Not that, in general, there is a lack of effort to save things. We are making an effort to save financial institutions, which are the ultimate ephemera of industrial civilization, and are absolutely guaranteed to have no reason to continue into a future in which debt, denominated in future earnings that will be meager at best, and money, which will only hold its value for as long as it guarantees access to sources of pure, concentrated energy, all steadily dwindle to nothing. It is as if the doctors decided to only try to save persistent vegetative quadriplegics with terminal cancer, or if the environmentalists decided that the endangered species list only has room for one animal: the vampire bat. It would make much more sense to try to save small businesses, such as family businesses that serve local communities, because there is a good chance that they will find a use in the future, or at least facilitate the transition. Instead, we are squandering the remaining resources on the various dinosaurs of the industrial age.

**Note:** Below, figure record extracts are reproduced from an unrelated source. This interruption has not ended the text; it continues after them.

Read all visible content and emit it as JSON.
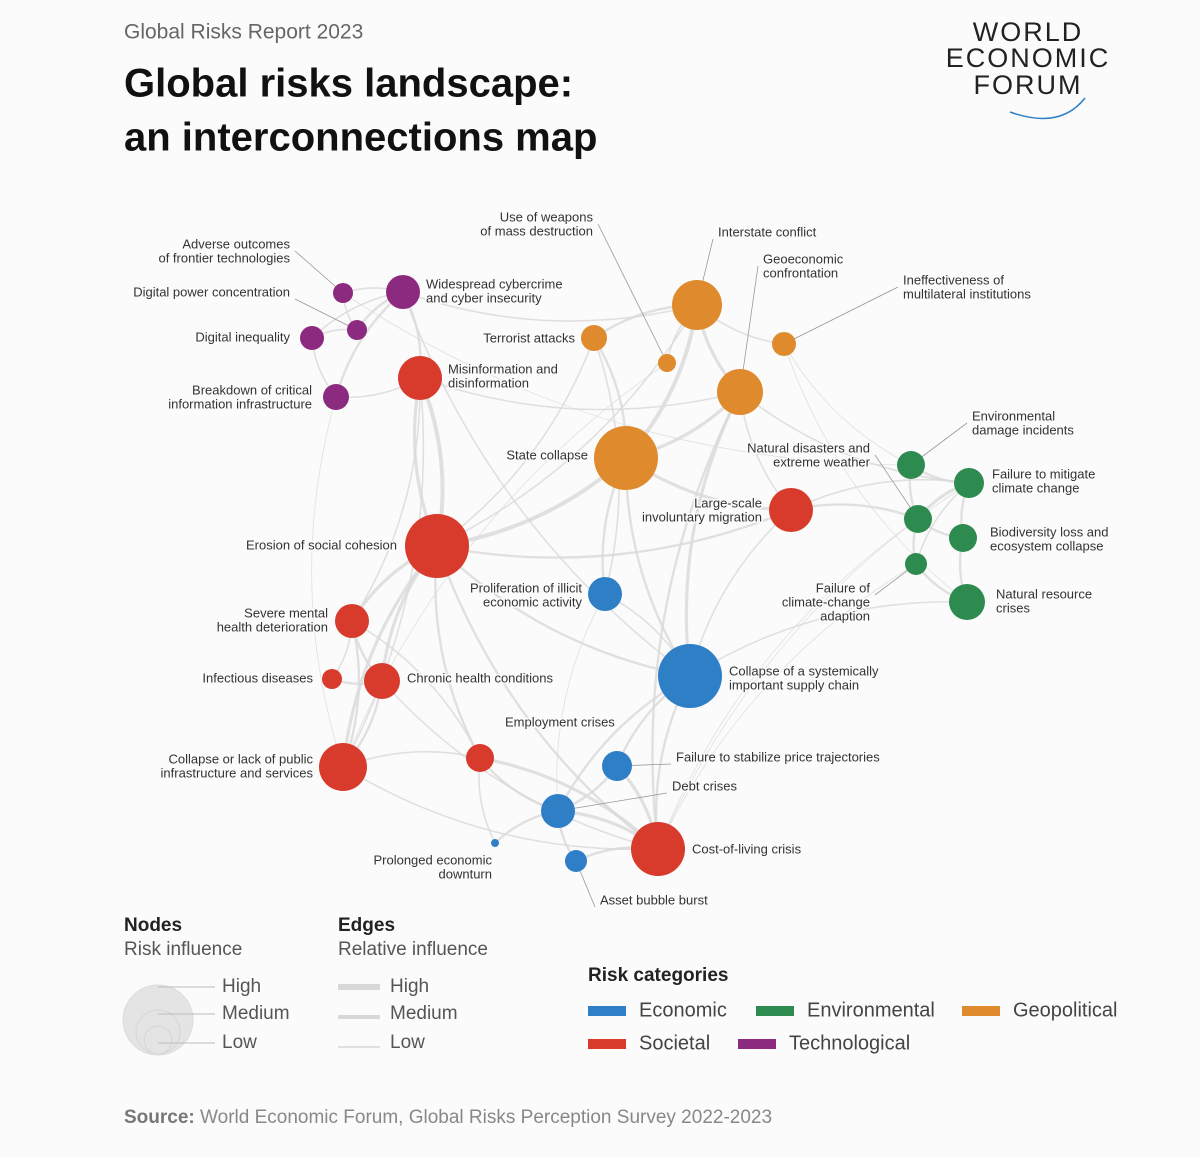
{
  "header": {
    "report": "Global Risks Report 2023",
    "title": [
      "Global risks landscape:",
      "an interconnections map"
    ],
    "logo": [
      "WORLD",
      "ECONOMIC",
      "FORUM"
    ]
  },
  "categories": [
    {
      "name": "Economic",
      "color": "#2f7fc6"
    },
    {
      "name": "Environmental",
      "color": "#2e8b4f"
    },
    {
      "name": "Geopolitical",
      "color": "#e08a2e"
    },
    {
      "name": "Societal",
      "color": "#d83b2b"
    },
    {
      "name": "Technological",
      "color": "#8b2a7e"
    }
  ],
  "nodes": [
    {
      "label": [
        "Adverse outcomes",
        "of frontier technologies"
      ],
      "category": "Technological"
    },
    {
      "label": [
        "Digital power concentration"
      ],
      "category": "Technological"
    },
    {
      "label": [
        "Digital inequality"
      ],
      "category": "Technological"
    },
    {
      "label": [
        "Breakdown of critical",
        "information infrastructure"
      ],
      "category": "Technological"
    },
    {
      "label": [
        "Widespread cybercrime",
        "and cyber insecurity"
      ],
      "category": "Technological"
    },
    {
      "label": [
        "Misinformation and",
        "disinformation"
      ],
      "category": "Societal"
    },
    {
      "label": [
        "Terrorist attacks"
      ],
      "category": "Geopolitical"
    },
    {
      "label": [
        "Use of weapons",
        "of mass destruction"
      ],
      "category": "Geopolitical"
    },
    {
      "label": [
        "Interstate conflict"
      ],
      "category": "Geopolitical"
    },
    {
      "label": [
        "Geoeconomic",
        "confrontation"
      ],
      "category": "Geopolitical"
    },
    {
      "label": [
        "Ineffectiveness of",
        "multilateral institutions"
      ],
      "category": "Geopolitical"
    },
    {
      "label": [
        "State collapse"
      ],
      "category": "Geopolitical"
    },
    {
      "label": [
        "Environmental",
        "damage incidents"
      ],
      "category": "Environmental"
    },
    {
      "label": [
        "Failure to mitigate",
        "climate change"
      ],
      "category": "Environmental"
    },
    {
      "label": [
        "Natural disasters and",
        "extreme weather"
      ],
      "category": "Environmental"
    },
    {
      "label": [
        "Biodiversity loss and",
        "ecosystem collapse"
      ],
      "category": "Environmental"
    },
    {
      "label": [
        "Failure of",
        "climate-change",
        "adaption"
      ],
      "category": "Environmental"
    },
    {
      "label": [
        "Natural resource",
        "crises"
      ],
      "category": "Environmental"
    },
    {
      "label": [
        "Large-scale",
        "involuntary migration"
      ],
      "category": "Societal"
    },
    {
      "label": [
        "Erosion of social cohesion"
      ],
      "category": "Societal"
    },
    {
      "label": [
        "Proliferation of illicit",
        "economic activity"
      ],
      "category": "Economic"
    },
    {
      "label": [
        "Severe mental",
        "health deterioration"
      ],
      "category": "Societal"
    },
    {
      "label": [
        "Infectious diseases"
      ],
      "category": "Societal"
    },
    {
      "label": [
        "Chronic health conditions"
      ],
      "category": "Societal"
    },
    {
      "label": [
        "Collapse of a systemically",
        "important supply chain"
      ],
      "category": "Economic"
    },
    {
      "label": [
        "Employment crises"
      ],
      "category": "Societal"
    },
    {
      "label": [
        "Collapse or lack of public",
        "infrastructure and services"
      ],
      "category": "Societal"
    },
    {
      "label": [
        "Failure to stabilize price trajectories"
      ],
      "category": "Economic"
    },
    {
      "label": [
        "Debt crises"
      ],
      "category": "Economic"
    },
    {
      "label": [
        "Prolonged economic",
        "downturn"
      ],
      "category": "Economic"
    },
    {
      "label": [
        "Asset bubble burst"
      ],
      "category": "Economic"
    },
    {
      "label": [
        "Cost-of-living crisis"
      ],
      "category": "Societal"
    }
  ],
  "legend": {
    "nodes": {
      "title": "Nodes",
      "subtitle": "Risk influence",
      "levels": [
        "High",
        "Medium",
        "Low"
      ]
    },
    "edges": {
      "title": "Edges",
      "subtitle": "Relative influence",
      "levels": [
        "High",
        "Medium",
        "Low"
      ]
    },
    "categories_title": "Risk categories"
  },
  "source": {
    "label": "Source:",
    "text": "World Economic Forum, Global Risks Perception Survey 2022-2023"
  }
}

I believe in providing a hopeful vision of the future as much as I believe in providing a sufficiently horrific vision of the present for it to be, in my opinion, a realistic one. However, I am beginning to feel somewhat thwarted in my efforts by this new compulsion sweeping the land to shoot oneself in the foot while simultaneously setting one's hair on fire. The only hope I can offer you today is that this current trend toward suicidal stupidity is temporary, and that it will run its course long before we completely ruin our chances for an orderly regression.